La Ryder Cup se joue en salle de presse

Sur l’écran géant s’affiche l’évolution des scores en temps réel. Le tableau est digne de celui d’un hall de gare annonçant les trains : incompréhensible pour les profanes. Ici, toutefois, dans le Media Center de la Ryder Cup, les 450 journalistes installés derrière leur ordinateur le décrypte parfaitement. Trois espaces vidéos, retransmettant les images en direct de Sky Sport, NBC et Golf+ complètent le dispositif.

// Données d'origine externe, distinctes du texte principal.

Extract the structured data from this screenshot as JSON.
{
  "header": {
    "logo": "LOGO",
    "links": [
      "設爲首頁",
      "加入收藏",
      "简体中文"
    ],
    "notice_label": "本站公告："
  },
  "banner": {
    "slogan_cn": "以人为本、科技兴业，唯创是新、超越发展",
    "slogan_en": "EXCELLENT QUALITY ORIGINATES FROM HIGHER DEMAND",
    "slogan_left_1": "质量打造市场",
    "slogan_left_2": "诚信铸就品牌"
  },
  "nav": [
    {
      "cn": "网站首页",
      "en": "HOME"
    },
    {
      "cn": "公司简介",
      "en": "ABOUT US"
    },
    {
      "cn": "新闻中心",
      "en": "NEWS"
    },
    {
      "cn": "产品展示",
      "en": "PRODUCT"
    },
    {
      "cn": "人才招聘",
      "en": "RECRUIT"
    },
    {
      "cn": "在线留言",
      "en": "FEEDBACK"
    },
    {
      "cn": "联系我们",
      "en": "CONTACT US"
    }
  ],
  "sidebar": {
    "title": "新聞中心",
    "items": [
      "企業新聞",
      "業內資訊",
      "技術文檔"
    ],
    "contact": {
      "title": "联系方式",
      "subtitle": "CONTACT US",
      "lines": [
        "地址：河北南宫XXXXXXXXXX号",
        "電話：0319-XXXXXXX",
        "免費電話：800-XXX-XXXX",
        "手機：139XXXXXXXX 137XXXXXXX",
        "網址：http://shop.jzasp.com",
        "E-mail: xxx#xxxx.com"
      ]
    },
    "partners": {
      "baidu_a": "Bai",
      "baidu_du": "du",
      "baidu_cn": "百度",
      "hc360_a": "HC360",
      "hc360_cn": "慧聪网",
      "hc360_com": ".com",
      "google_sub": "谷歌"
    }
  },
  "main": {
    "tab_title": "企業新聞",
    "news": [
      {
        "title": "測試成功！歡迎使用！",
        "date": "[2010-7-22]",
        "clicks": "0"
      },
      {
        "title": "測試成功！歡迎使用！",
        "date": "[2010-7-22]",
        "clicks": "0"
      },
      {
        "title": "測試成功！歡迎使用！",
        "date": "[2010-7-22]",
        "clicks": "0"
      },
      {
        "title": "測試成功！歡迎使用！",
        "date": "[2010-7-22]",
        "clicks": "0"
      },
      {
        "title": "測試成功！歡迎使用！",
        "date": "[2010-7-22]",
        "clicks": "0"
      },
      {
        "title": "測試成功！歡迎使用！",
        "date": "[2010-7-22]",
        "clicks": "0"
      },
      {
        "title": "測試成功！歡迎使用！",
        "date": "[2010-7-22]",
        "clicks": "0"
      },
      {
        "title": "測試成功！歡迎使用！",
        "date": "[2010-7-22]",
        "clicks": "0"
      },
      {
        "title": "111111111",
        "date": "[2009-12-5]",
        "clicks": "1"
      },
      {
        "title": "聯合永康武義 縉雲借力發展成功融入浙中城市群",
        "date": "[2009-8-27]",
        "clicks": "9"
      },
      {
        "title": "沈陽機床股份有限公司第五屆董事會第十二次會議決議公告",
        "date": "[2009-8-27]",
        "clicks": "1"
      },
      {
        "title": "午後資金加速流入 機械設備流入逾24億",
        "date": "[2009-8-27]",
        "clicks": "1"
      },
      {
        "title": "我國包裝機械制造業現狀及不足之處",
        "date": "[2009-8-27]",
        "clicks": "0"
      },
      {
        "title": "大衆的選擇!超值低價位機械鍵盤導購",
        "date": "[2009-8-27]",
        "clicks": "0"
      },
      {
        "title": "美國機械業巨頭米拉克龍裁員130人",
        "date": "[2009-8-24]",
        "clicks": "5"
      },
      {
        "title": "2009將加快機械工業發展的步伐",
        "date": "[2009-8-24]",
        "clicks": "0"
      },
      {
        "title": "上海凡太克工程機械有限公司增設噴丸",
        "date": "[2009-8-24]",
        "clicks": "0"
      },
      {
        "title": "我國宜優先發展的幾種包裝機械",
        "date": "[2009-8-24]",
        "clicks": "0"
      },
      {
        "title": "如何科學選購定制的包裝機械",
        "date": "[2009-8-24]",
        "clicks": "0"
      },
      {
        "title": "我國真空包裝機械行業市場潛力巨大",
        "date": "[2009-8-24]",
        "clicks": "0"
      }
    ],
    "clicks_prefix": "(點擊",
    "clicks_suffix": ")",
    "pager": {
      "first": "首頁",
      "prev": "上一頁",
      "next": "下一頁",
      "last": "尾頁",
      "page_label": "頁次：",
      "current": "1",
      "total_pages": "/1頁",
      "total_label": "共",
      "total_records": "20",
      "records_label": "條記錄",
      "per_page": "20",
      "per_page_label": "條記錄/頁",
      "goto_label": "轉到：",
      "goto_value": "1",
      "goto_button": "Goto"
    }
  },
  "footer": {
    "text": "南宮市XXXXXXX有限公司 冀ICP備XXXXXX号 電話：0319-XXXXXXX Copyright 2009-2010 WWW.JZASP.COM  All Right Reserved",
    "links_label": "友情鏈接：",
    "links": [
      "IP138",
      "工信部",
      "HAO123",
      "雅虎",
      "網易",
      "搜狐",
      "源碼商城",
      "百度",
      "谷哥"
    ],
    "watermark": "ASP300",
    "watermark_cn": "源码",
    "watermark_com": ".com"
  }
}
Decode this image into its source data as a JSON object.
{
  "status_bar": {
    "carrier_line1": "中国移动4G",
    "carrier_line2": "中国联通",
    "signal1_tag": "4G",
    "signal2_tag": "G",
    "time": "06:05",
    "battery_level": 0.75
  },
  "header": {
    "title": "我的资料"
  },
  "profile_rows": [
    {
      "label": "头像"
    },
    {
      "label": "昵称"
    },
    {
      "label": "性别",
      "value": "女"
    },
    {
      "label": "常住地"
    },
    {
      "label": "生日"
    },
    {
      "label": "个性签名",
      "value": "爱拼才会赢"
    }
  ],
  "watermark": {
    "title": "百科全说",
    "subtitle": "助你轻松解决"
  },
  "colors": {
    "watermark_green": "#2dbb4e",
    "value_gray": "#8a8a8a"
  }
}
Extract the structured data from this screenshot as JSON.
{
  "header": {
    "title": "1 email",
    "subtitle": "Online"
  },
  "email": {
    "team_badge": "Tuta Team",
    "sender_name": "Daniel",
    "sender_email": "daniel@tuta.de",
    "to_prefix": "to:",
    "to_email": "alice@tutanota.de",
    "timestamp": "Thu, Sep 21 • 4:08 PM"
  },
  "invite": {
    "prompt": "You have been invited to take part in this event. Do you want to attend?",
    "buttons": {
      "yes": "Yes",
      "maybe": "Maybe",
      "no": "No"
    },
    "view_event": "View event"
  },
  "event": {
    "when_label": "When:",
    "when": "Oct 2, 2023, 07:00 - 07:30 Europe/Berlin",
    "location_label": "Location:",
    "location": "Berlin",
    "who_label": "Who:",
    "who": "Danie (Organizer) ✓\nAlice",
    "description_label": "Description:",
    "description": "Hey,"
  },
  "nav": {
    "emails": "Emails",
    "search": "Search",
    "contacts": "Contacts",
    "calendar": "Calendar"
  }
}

«Dans un un tournoi de golf, on passe beaucoup de temps en salle de presse devant les écrans, explique Laurent Louët, rédacteur en chef du service des sports au Figaro. Le golf est un sport de scoring, il faut suivre en direct toutes les parties qui se jouent simultanément, et ces tableaux nous donnent beaucoup d’informations.»

En rouge, en bleu, entourés d’un cercle ou pas, les chiffres indiquent le nombre de coups réalisés par les joueurs en-dessous ou au-dessus du par, bogeys ou eagles. Au centre, le score général : ce samedi midi, à mi-parcours de la Ryder Cup, l’Europe mène devant les Etats-Unis, 8 à 4.

Dix kilomètres en suivant les joueurs

La clameur du public, à l’extérieur sur le parcours de l’Albatros du Golf National, est à peine perceptible. Dans la salle de presse, attenante à la cafétéria où le café servi à volonté, l’ambiance est studieuse. Les journalistes sont plus mesurés. C’est tout juste si une rumeur se fait entendre lors d’un bon coup, ou un rire moqueur quand, par malheur, la balle d’un concurrent atterrit dans l’eau.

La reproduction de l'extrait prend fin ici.